Six mois plus tard, je songeais aux naïades de l’Iran : le souvenir de Suse hantait les nuits de mon mari. Il reconstruisait par la pensée ces palais des Achéménides, où la Grèce, l’Égypte et l’Asie occidentale avaient apporté leurs hommages et leurs trésors ; devant lui s’assemblait cette innombrable armée de Xerxès, partant de Suse pour les rivages d’Ionie ; il entendait les lamentations d’Atossa au récit du désastre de Salamine et le péan glorieux entonné par les Grecs sur les décombres fumants de Persépolis.

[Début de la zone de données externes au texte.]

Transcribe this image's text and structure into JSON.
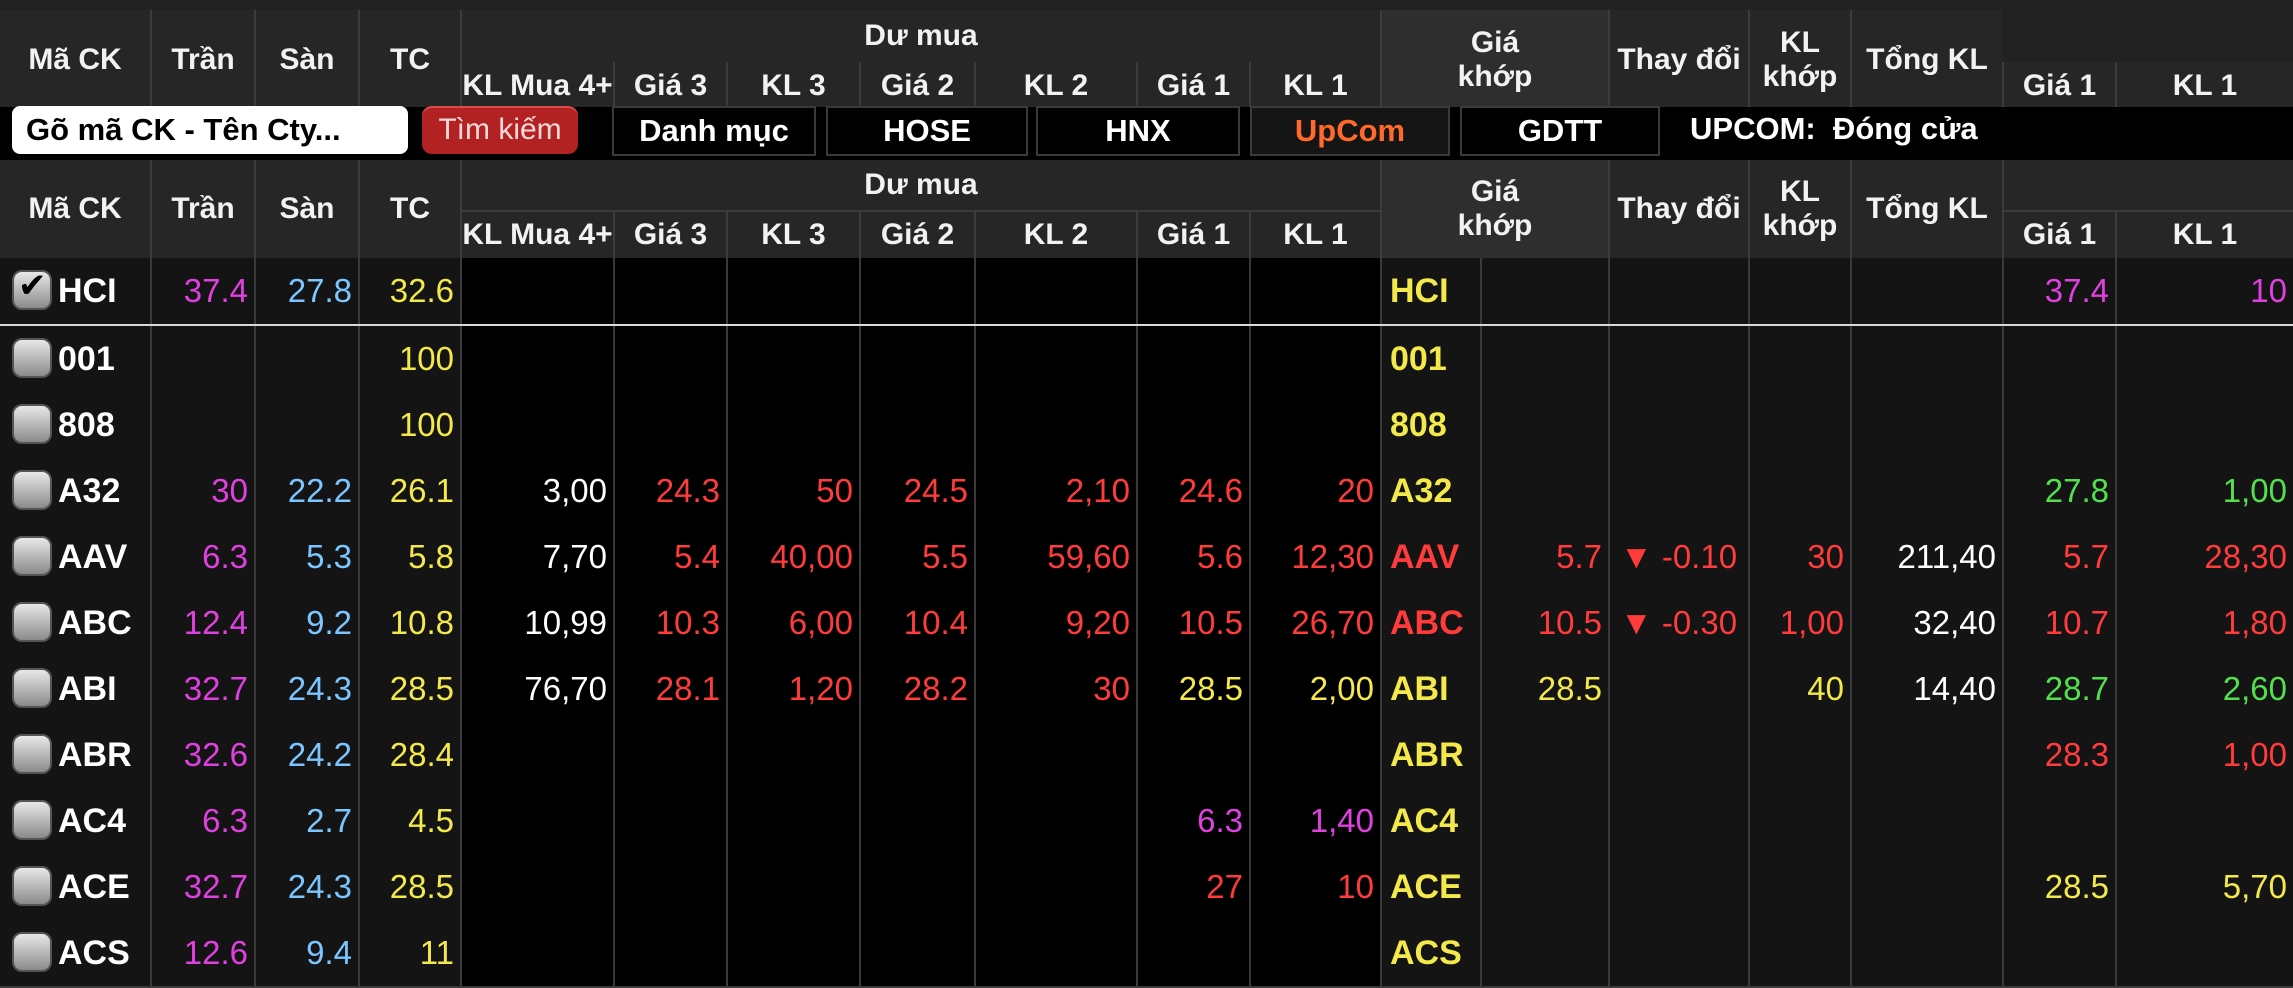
{
  "colors": {
    "ceiling": "#e040e0",
    "floor": "#7cc6ff",
    "ref": "#f3e94b",
    "down": "#ff3b3b",
    "up": "#54e04e",
    "neutral": "#ffffff"
  },
  "headers": {
    "ma_ck": "Mã CK",
    "tran": "Trần",
    "san": "Sàn",
    "tc": "TC",
    "du_mua": "Dư mua",
    "kl_mua4": "KL Mua 4+",
    "gia3": "Giá 3",
    "kl3": "KL 3",
    "gia2": "Giá 2",
    "kl2": "KL 2",
    "gia1": "Giá 1",
    "kl1": "KL 1",
    "gia_khop": "Giá khớp",
    "thay_doi": "Thay đổi",
    "kl_khop": "KL khớp",
    "tong_kl": "Tổng KL",
    "ban_gia1": "Giá 1",
    "ban_kl1": "KL 1"
  },
  "toolbar": {
    "search_placeholder": "Gõ mã CK - Tên Cty...",
    "search_button": "Tìm kiếm",
    "tabs": [
      "Danh mục",
      "HOSE",
      "HNX",
      "UpCom",
      "GDTT"
    ],
    "selected_tab": "UpCom",
    "status_label": "UPCOM:  Đóng cửa"
  },
  "rows": [
    {
      "sym": "HCI",
      "checked": true,
      "tran": "37.4",
      "san": "27.8",
      "tc": "32.6",
      "klm4": "",
      "g3": "",
      "kl3": "",
      "g2": "",
      "kl2": "",
      "g1": "",
      "kl1": "",
      "sym2": "HCI",
      "sym2_color": "ref",
      "gk": "",
      "td": "",
      "klk": "",
      "tkl": "",
      "bg1": "37.4",
      "bg1_color": "ceiling",
      "bkl1": "10",
      "bkl1_color": "ceiling"
    },
    {
      "sym": "001",
      "checked": false,
      "tran": "",
      "san": "",
      "tc": "100",
      "klm4": "",
      "g3": "",
      "kl3": "",
      "g2": "",
      "kl2": "",
      "g1": "",
      "kl1": "",
      "sym2": "001",
      "sym2_color": "ref",
      "gk": "",
      "td": "",
      "klk": "",
      "tkl": "",
      "bg1": "",
      "bkl1": ""
    },
    {
      "sym": "808",
      "checked": false,
      "tran": "",
      "san": "",
      "tc": "100",
      "klm4": "",
      "g3": "",
      "kl3": "",
      "g2": "",
      "kl2": "",
      "g1": "",
      "kl1": "",
      "sym2": "808",
      "sym2_color": "ref",
      "gk": "",
      "td": "",
      "klk": "",
      "tkl": "",
      "bg1": "",
      "bkl1": ""
    },
    {
      "sym": "A32",
      "checked": false,
      "tran": "30",
      "san": "22.2",
      "tc": "26.1",
      "klm4": "3,00",
      "g3": "24.3",
      "kl3": "50",
      "g2": "24.5",
      "kl2": "2,10",
      "g1": "24.6",
      "kl1": "20",
      "bid_color": "down",
      "g1_color": "down",
      "sym2": "A32",
      "sym2_color": "ref",
      "gk": "",
      "td": "",
      "klk": "",
      "tkl": "",
      "bg1": "27.8",
      "bg1_color": "up",
      "bkl1": "1,00",
      "bkl1_color": "up"
    },
    {
      "sym": "AAV",
      "checked": false,
      "tran": "6.3",
      "san": "5.3",
      "tc": "5.8",
      "klm4": "7,70",
      "g3": "5.4",
      "kl3": "40,00",
      "g2": "5.5",
      "kl2": "59,60",
      "g1": "5.6",
      "kl1": "12,30",
      "bid_color": "down",
      "g1_color": "down",
      "sym2": "AAV",
      "sym2_color": "down",
      "gk": "5.7",
      "gk_color": "down",
      "td": "▼ -0.10",
      "klk": "30",
      "klk_color": "down",
      "tkl": "211,40",
      "bg1": "5.7",
      "bg1_color": "down",
      "bkl1": "28,30",
      "bkl1_color": "down"
    },
    {
      "sym": "ABC",
      "checked": false,
      "tran": "12.4",
      "san": "9.2",
      "tc": "10.8",
      "klm4": "10,99",
      "g3": "10.3",
      "kl3": "6,00",
      "g2": "10.4",
      "kl2": "9,20",
      "g1": "10.5",
      "kl1": "26,70",
      "bid_color": "down",
      "g1_color": "down",
      "sym2": "ABC",
      "sym2_color": "down",
      "gk": "10.5",
      "gk_color": "down",
      "td": "▼ -0.30",
      "klk": "1,00",
      "klk_color": "down",
      "tkl": "32,40",
      "bg1": "10.7",
      "bg1_color": "down",
      "bkl1": "1,80",
      "bkl1_color": "down"
    },
    {
      "sym": "ABI",
      "checked": false,
      "tran": "32.7",
      "san": "24.3",
      "tc": "28.5",
      "klm4": "76,70",
      "g3": "28.1",
      "kl3": "1,20",
      "g2": "28.2",
      "kl2": "30",
      "g1": "28.5",
      "kl1": "2,00",
      "bid_color": "down",
      "g1_color": "ref",
      "sym2": "ABI",
      "sym2_color": "ref",
      "gk": "28.5",
      "gk_color": "ref",
      "td": "",
      "klk": "40",
      "klk_color": "ref",
      "tkl": "14,40",
      "bg1": "28.7",
      "bg1_color": "up",
      "bkl1": "2,60",
      "bkl1_color": "up"
    },
    {
      "sym": "ABR",
      "checked": false,
      "tran": "32.6",
      "san": "24.2",
      "tc": "28.4",
      "klm4": "",
      "g3": "",
      "kl3": "",
      "g2": "",
      "kl2": "",
      "g1": "",
      "kl1": "",
      "sym2": "ABR",
      "sym2_color": "ref",
      "gk": "",
      "td": "",
      "klk": "",
      "tkl": "",
      "bg1": "28.3",
      "bg1_color": "down",
      "bkl1": "1,00",
      "bkl1_color": "down"
    },
    {
      "sym": "AC4",
      "checked": false,
      "tran": "6.3",
      "san": "2.7",
      "tc": "4.5",
      "klm4": "",
      "g3": "",
      "kl3": "",
      "g2": "",
      "kl2": "",
      "g1": "6.3",
      "kl1": "1,40",
      "g1_color": "ceiling",
      "sym2": "AC4",
      "sym2_color": "ref",
      "gk": "",
      "td": "",
      "klk": "",
      "tkl": "",
      "bg1": "",
      "bkl1": ""
    },
    {
      "sym": "ACE",
      "checked": false,
      "tran": "32.7",
      "san": "24.3",
      "tc": "28.5",
      "klm4": "",
      "g3": "",
      "kl3": "",
      "g2": "",
      "kl2": "",
      "g1": "27",
      "kl1": "10",
      "g1_color": "down",
      "sym2": "ACE",
      "sym2_color": "ref",
      "gk": "",
      "td": "",
      "klk": "",
      "tkl": "",
      "bg1": "28.5",
      "bg1_color": "ref",
      "bkl1": "5,70",
      "bkl1_color": "ref"
    },
    {
      "sym": "ACS",
      "checked": false,
      "tran": "12.6",
      "san": "9.4",
      "tc": "11",
      "klm4": "",
      "g3": "",
      "kl3": "",
      "g2": "",
      "kl2": "",
      "g1": "",
      "kl1": "",
      "sym2": "ACS",
      "sym2_color": "ref",
      "gk": "",
      "td": "",
      "klk": "",
      "tkl": "",
      "bg1": "",
      "bkl1": ""
    }
  ]
}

Marcel s’ouvrit à M. de Ronchaud, l’éminent directeur des Musées nationaux ; il lui parla de nos impressions en face du Memnonium, de l’incontestable antiquité des tumulus susiens, de l’intérêt des fouilles à pratiquer dans cet Élam si lointain. De ces entretiens naquit le projet le plus révolutionnaire que l’on pût diriger contre notre désir de vivre les pieds sur les chenets : mon mari acceptait une somme de trente et un mille francs provenant d’un reliquat de crédit affecté aux musées, et s’engageait à commencer les fouilles de Suse avec ce modeste viatique.

La sagesse des nations triomphait : fontaines de Perse, j’allais encore boire de vos eaux !

Sur la demande de M. Charmes, le ministère de l’Instruction publique ajouta un supplément de dix mille francs à ces premiers fonds ; la Guerre prêta tentes, armes et harnachements ; la Marine offrit de transporter le personnel à Aden ; deux jeunes gens, sortis, l’un de l’École des Ponts et Chaussées, l’autre de l’École Normale, furent choisis par leurs directeurs respectifs et placés sous les ordres de mon mari.

M. de Ronchaud se préoccupa ensuite de l’obtention des firmans : la mission eût couru à un insuccès certain, si elle n’eût été nantie d’un ordre royal.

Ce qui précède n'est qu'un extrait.